The young women are saddened by the fact that, due to lack of funding, the team will not be able to stay together to train.

“We have such a good team right now and it would be nice if we could be able to stay together…It would great if we could train together, because with the people like Alexi and Njisane, who went abroad and came back with so much experience and have no problem with sharing their experience, we could be such a great team,” Wilson.

Alexi Costa-Ramirez – Photo by @ Dennis Allen for TTGameplan

The idea is that rather than training separately at their respective clubs, proper funding would allow for the team to attend camps to train together as one unit, so that when competition comes around the transition from training to the competition track would be seamless. She said this time around the female sprint team only got together about ten minutes before the competition.

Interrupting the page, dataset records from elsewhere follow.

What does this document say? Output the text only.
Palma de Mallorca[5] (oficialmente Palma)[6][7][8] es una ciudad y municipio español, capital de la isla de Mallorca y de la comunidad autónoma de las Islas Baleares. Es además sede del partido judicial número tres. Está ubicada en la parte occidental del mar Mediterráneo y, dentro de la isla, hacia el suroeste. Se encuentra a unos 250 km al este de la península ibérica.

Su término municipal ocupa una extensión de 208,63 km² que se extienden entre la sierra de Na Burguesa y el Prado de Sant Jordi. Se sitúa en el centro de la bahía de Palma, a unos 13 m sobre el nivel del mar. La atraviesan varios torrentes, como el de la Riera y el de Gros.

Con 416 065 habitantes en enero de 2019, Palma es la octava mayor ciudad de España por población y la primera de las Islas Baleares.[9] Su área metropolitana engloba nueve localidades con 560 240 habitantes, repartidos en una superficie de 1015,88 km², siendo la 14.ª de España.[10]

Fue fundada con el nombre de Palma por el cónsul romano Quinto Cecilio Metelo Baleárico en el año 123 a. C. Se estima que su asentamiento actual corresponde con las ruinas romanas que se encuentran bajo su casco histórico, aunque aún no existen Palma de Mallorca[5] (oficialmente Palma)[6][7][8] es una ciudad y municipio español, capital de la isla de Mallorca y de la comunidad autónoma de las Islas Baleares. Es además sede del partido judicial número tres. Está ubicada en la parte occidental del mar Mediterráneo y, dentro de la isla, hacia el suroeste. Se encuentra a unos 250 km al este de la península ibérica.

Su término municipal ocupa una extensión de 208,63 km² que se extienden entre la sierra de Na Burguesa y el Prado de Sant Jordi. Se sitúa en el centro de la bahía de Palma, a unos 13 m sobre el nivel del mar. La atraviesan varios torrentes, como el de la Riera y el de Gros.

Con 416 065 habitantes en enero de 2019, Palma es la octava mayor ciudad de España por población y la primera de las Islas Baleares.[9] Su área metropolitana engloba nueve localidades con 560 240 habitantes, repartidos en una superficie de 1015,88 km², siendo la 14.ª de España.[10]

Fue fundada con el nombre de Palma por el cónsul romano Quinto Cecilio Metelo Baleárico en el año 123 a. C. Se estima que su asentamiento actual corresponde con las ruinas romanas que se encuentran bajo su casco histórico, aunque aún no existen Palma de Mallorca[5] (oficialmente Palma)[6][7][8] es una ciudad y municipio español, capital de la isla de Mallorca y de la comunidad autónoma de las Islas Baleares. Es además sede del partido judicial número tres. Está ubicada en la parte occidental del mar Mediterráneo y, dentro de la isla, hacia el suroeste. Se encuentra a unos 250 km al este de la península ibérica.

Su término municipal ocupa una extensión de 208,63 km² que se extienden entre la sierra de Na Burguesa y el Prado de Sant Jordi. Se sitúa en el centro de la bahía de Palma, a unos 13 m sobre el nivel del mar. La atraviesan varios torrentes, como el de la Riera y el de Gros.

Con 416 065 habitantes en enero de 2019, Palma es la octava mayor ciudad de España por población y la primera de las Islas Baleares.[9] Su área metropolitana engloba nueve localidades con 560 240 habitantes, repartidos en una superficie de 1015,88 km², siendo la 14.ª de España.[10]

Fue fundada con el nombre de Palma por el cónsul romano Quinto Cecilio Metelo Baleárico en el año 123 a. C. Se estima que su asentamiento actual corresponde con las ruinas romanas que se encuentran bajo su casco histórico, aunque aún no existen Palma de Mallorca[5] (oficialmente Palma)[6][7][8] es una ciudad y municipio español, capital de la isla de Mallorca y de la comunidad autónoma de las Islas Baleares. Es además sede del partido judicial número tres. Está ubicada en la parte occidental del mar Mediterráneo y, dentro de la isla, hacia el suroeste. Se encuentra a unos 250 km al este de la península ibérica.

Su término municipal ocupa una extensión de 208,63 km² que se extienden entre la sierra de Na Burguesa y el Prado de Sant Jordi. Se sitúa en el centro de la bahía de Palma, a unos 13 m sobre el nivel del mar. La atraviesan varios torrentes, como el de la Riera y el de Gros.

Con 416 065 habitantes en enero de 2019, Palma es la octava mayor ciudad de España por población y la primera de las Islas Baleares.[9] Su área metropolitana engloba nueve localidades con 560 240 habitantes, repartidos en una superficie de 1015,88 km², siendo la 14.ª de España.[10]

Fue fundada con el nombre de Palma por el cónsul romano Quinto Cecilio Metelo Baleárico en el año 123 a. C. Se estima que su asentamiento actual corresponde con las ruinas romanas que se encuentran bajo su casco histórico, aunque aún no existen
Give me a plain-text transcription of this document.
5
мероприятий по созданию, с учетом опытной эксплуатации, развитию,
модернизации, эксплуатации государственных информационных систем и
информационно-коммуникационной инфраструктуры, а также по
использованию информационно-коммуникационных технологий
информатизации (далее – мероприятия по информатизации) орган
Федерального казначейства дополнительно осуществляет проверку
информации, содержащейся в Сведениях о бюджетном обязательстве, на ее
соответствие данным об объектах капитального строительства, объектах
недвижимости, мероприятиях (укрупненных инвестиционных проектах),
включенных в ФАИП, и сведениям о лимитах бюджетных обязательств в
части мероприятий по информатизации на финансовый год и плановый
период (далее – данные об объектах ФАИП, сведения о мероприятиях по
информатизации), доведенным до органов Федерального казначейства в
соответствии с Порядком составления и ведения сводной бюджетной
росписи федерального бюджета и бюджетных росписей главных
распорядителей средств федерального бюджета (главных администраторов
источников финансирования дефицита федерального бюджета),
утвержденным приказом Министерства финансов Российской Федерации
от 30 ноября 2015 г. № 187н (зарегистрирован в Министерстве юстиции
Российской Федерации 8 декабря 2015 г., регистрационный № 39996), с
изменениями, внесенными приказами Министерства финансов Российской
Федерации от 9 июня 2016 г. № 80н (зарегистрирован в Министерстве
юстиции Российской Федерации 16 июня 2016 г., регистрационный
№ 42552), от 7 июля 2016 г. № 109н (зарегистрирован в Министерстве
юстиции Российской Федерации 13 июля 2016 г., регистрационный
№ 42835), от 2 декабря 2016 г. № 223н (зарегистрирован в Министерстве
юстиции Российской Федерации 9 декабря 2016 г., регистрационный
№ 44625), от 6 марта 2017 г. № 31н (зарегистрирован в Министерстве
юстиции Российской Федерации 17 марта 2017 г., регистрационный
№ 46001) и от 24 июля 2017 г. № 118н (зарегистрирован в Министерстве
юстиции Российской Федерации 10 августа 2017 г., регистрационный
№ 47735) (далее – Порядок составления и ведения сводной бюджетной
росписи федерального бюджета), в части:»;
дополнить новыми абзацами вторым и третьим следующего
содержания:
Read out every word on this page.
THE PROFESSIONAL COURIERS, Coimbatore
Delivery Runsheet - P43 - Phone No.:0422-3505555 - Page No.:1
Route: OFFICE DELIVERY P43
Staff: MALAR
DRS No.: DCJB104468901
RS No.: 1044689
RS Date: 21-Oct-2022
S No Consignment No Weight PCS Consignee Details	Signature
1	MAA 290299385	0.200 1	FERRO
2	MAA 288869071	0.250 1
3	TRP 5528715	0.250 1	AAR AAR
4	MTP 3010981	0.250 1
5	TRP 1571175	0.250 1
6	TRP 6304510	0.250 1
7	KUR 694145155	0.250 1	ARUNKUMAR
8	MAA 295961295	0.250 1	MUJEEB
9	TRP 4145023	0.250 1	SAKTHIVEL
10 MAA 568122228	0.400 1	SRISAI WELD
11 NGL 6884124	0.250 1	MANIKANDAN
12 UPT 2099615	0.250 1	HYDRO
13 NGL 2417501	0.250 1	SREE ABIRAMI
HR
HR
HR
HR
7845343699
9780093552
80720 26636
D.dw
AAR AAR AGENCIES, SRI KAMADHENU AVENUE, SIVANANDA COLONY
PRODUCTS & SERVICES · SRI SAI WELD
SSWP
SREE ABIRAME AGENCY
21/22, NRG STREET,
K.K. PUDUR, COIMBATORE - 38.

“It will motivate us to work harder. It’s unfortunate that we don’t have the funding because we have a good team and pool of cyclists. There are so many games coming up next year, if we stay together we’ll bring home plenty, plenty medals,” Wilson said.

Among the competitions the four are looking forward to participating in next year are the Junior World Cycling Championship, the Panam Games, the Commonwealth Games, and the Central American and Caribbean (CAC) Games which will be held in TT. And hopefully, one day to represent TT at the most prestigious sporting event.

“CAC Games and Panam are pretty big competitions for TT because we have a lot of athletes that go to those games… But I think everybody’s goal now is the Olympics,” Costa-Ramirez said.